“While Trump and a dovish Fed may help to prolong the business cycle, by keeping corporate costs low and overall market conditions buoyant, it cannot reach all corners of the economy.”
As we move closer to the 2020 presidential election, Donald Trump has been blatantly leaning on the Federal Reserve to be more accommodative and has been trying to appoint nominees to the Fed board who share his preference for loose monetary policy. The countdown to the 2020 elections also seems to be prompting Trump to adopt a mellower stance than before on Chinese trade talks so that he has at least something to show voters for his efforts. There has also been some renewed focus on infrastructure spending, although it is unlikely that the Democrats will agree on the funding of a major spending package.
Yet, while Trump and a dovish Fed may help to prolong the business cycle, by keeping corporate costs low and overall market conditions buoyant, it cannot reach all corners of the economy.
Consumer credit cycle is worth monitoring, for example. High compound interest rates on credit cards could be an issue in 2020-21 if the current high rates are maintained. The rampant increase in oil prices is good news for the business cycle as it helps underpin investment in the US energy sector. But Trump sees high oil prices as bad for the US consumer and therefore the US economy at large. (Actually, if the oil boom produces a glut in world production, oil prices could fall sharply. Having become the world’s largest oil producer, this would hurt the US hard.)
While corporate financing costs have been kept low by the Fed, it is worth watching the recent pick-up in wage growth. Average hourly earnings growth remains modest (3.2% year on year in February) and increases towards 4% could be a red light from a business cycle perspective. Annual wage growth of this level has foreshadowed recessions in the past.

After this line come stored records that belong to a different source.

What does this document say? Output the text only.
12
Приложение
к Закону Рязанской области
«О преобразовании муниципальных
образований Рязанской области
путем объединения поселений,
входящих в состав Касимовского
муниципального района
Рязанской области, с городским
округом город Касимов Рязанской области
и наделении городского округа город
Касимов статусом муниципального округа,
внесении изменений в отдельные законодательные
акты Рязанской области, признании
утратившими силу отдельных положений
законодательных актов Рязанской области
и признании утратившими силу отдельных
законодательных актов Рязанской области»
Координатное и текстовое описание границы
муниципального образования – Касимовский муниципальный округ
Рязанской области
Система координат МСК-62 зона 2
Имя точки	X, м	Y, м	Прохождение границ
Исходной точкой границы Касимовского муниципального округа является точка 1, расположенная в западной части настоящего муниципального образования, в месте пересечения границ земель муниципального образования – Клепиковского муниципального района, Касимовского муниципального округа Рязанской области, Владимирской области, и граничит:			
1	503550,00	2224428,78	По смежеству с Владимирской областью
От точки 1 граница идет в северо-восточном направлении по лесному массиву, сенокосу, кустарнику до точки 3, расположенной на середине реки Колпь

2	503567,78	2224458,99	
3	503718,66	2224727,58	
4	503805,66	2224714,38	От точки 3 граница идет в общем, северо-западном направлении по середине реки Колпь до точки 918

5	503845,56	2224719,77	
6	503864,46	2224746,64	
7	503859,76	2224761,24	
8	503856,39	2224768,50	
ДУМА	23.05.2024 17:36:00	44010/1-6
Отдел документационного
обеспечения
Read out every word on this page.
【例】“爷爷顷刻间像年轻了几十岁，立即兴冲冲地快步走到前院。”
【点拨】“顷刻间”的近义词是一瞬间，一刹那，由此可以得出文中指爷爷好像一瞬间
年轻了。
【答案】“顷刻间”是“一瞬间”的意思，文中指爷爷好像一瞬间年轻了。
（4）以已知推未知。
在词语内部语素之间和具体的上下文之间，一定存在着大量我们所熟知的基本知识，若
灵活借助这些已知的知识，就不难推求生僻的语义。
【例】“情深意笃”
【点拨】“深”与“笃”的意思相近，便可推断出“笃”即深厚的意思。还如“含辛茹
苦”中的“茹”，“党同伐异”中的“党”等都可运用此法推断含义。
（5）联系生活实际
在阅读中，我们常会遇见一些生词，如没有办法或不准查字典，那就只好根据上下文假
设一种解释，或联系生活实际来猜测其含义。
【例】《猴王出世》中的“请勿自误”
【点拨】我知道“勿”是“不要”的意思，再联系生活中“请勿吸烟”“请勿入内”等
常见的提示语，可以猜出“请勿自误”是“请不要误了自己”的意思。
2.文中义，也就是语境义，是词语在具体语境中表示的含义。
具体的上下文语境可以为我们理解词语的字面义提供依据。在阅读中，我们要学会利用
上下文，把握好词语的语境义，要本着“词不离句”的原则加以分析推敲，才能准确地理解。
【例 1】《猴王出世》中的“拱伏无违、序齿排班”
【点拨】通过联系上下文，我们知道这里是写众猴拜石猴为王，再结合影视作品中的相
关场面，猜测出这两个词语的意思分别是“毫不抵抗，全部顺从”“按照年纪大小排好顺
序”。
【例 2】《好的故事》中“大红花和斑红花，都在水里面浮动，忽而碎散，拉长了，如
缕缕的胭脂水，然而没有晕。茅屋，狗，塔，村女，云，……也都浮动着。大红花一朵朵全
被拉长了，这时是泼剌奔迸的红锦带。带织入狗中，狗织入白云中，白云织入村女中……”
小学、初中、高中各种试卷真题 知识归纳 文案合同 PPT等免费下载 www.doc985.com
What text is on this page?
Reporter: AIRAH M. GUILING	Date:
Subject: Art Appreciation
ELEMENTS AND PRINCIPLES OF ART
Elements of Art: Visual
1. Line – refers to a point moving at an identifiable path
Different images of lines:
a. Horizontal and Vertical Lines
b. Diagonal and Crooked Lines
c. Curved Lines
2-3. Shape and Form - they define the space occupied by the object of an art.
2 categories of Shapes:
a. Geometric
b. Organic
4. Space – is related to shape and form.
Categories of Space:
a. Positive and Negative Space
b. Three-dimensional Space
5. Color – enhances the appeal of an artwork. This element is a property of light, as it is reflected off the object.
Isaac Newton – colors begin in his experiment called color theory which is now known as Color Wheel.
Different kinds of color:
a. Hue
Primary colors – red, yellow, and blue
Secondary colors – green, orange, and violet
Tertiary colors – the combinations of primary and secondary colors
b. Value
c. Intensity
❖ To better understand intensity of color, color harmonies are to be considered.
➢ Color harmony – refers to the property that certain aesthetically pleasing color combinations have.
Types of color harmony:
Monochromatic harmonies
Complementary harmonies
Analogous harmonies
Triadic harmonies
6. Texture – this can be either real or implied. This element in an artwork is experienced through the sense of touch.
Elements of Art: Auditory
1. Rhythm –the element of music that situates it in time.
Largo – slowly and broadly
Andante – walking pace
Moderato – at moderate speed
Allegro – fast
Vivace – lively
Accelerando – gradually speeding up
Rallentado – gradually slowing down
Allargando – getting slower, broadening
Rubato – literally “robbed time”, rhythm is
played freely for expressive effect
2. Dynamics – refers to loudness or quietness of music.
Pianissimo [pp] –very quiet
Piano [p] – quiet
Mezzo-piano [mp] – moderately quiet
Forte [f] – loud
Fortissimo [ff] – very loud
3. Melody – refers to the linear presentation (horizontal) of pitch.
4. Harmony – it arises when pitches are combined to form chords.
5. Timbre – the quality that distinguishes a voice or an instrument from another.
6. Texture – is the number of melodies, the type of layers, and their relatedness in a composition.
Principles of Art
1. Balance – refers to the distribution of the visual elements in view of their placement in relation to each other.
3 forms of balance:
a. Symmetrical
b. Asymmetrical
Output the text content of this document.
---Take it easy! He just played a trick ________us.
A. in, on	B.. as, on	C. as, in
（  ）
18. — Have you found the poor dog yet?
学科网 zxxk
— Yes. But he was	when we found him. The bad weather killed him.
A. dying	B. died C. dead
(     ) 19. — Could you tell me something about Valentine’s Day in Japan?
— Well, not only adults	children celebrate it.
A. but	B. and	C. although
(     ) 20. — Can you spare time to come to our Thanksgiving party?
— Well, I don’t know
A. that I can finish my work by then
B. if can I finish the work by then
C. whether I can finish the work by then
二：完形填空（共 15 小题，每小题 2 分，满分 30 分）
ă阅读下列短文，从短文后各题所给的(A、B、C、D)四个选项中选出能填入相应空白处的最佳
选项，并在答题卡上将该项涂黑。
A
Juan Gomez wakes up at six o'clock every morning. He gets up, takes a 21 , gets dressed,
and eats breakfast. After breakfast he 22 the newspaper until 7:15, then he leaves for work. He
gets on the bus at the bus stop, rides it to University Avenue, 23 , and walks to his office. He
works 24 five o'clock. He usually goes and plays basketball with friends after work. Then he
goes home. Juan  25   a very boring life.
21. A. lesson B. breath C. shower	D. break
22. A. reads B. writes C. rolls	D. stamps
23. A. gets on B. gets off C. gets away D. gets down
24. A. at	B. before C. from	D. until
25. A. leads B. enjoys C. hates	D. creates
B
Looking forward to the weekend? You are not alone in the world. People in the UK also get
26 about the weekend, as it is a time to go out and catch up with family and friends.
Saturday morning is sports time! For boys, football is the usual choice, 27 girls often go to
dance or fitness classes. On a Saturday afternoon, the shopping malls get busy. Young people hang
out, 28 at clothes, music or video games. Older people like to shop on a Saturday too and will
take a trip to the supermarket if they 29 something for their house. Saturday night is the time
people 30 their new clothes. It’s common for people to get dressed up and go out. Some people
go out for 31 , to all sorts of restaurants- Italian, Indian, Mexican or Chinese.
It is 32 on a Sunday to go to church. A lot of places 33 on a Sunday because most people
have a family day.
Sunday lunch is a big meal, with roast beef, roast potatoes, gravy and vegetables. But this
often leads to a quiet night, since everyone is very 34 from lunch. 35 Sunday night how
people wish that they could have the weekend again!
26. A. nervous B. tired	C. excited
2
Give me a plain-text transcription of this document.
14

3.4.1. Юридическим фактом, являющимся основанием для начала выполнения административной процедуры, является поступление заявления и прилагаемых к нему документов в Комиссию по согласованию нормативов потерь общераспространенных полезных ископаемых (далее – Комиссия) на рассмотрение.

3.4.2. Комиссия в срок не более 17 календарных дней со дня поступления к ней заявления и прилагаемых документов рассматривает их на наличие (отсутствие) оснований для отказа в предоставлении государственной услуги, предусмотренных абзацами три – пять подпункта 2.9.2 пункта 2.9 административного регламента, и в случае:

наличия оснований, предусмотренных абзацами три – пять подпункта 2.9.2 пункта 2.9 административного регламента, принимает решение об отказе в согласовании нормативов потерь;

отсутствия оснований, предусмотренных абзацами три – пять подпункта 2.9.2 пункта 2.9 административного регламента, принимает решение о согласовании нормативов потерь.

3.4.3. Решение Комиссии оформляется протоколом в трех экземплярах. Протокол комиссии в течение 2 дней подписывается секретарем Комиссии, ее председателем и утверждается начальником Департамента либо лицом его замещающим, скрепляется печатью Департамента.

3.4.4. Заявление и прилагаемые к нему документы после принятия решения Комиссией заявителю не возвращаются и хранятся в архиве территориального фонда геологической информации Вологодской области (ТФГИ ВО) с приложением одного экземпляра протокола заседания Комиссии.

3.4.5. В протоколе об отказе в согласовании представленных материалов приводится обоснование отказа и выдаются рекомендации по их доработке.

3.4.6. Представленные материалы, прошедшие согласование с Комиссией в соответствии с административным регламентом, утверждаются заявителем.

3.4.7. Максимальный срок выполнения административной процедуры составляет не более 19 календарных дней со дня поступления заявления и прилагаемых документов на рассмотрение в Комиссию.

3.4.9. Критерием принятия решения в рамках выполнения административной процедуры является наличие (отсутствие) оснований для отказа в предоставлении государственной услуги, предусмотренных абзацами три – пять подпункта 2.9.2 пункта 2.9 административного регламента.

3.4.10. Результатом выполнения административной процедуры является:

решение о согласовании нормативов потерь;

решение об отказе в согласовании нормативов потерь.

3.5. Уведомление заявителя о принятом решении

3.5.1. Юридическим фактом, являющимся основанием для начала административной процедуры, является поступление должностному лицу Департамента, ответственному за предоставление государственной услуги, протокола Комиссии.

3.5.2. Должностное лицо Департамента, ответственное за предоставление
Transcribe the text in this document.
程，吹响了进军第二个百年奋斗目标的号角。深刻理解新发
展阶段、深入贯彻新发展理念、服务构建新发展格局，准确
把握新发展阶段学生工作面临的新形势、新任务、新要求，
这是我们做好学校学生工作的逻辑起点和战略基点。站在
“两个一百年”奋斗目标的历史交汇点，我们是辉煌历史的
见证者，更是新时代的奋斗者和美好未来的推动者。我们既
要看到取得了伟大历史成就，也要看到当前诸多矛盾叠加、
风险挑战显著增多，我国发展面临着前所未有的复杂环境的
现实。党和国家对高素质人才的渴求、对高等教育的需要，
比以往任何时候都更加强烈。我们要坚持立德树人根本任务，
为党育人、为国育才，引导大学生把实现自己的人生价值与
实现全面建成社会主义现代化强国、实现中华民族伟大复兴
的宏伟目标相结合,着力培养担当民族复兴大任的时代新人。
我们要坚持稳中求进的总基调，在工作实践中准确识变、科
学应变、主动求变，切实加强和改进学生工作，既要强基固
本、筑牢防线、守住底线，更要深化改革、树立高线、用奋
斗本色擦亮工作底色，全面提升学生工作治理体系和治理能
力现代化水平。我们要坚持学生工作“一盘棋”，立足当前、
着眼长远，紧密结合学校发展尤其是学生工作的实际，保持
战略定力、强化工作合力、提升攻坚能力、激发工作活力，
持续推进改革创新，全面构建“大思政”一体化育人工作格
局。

Bottom line, the risk of a US recession in 2019 appears quite limited. Based on the evidence so far, it is too early to conclude that a recession will strike in 2020 either, although the business cycle will likely look more fragile by then. Trump’s saviour could be the global economy, which, after a soft patch this year, could pick up in time for his re-election campaign. Or it could do just the opposite. Meanwhile, we do not see the Fed cutting rates just to please Trump, although it could voluntarily stay ‘behind the curve’.